W umyśle tego człowieka nie pojawia się nawet myśl o okazaniu skruchy i żalu. On myśli tylko o tym, jak zamaskować malwersacje, których dokonał i jak zapewnić sobie bezpieczną przyszłość. I wezwał dłużników swego pana, każdego z osobna, i rzekł do pierwszego: Ile winieneś panu memu? A ten odrzekł: Sto baryłek oliwy. Rzekł mu więc: Weź zapis swój, siądź i szybko napisz pięćdziesiąt. Potem rzekł do drugiego: A ty ile winieneś? A ten odrzekł: Sto korców pszenicy. Rzekł mu: Weź zapis swój i napisz osiemdziesiąt (16,5-7). Widzimy, w jaki sposób nieuczciwy, a obrotny rządca dąży do zaskarbienia sobie sympatii dłużników swego pana. Zdumiewające jest to, że nie zostaje przez niego skarcony, wręcz przeciwnie: I pochwalił pan nieuczciwego zarządcę, że przebiegle postąpił, bo synowie tego świata są przebieglejsi w rodzaju swoim od synów światłości (16,8).
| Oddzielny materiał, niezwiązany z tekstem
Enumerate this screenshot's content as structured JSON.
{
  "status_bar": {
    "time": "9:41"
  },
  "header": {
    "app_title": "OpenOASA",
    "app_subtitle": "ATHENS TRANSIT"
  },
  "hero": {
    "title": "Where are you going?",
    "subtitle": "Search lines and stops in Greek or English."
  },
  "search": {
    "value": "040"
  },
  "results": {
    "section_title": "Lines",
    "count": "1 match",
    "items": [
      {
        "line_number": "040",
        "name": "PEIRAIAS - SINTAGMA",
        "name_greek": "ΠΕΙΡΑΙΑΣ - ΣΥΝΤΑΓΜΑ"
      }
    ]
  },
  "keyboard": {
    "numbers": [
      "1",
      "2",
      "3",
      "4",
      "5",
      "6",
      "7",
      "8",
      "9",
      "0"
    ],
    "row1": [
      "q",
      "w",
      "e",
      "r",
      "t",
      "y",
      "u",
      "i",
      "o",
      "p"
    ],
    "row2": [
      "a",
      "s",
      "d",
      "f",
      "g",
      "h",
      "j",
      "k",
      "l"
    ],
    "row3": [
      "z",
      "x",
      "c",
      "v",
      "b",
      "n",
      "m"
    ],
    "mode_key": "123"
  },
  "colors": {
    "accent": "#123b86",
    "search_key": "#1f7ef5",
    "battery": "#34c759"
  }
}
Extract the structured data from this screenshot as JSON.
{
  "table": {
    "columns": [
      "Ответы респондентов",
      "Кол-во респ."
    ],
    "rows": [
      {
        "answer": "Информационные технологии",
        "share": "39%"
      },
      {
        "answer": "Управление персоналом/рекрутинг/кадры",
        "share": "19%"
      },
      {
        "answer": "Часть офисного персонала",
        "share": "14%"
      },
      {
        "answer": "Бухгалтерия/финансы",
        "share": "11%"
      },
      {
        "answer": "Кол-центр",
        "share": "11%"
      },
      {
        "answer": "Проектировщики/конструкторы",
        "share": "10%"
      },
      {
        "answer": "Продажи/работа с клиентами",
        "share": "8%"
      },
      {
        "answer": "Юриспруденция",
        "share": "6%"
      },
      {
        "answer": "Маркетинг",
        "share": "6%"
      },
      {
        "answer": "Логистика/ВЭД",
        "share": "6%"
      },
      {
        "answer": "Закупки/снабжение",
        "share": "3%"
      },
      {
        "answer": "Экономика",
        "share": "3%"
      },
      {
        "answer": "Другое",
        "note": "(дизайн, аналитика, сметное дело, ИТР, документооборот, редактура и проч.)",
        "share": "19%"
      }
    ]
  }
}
Kto wypowiada te słowa? Właściciel majątku, pan owego sługi, zamożny człowiek. Najprawdopodobniej on sam doszedł do swego bogactwa w podobny sposób. Chwali więc sługę za spryt i operatywność. Według jakiej miary ocenia jego postępowanie? Według praw i zasad rządzących światem. Światem, który nienawidzi Chrystusa, który Go odrzucił. Świat rządzi się swymi zasadami. Bogaty człowiek chwali swego nieuczciwego rządcę, bo mierzy miarą świata.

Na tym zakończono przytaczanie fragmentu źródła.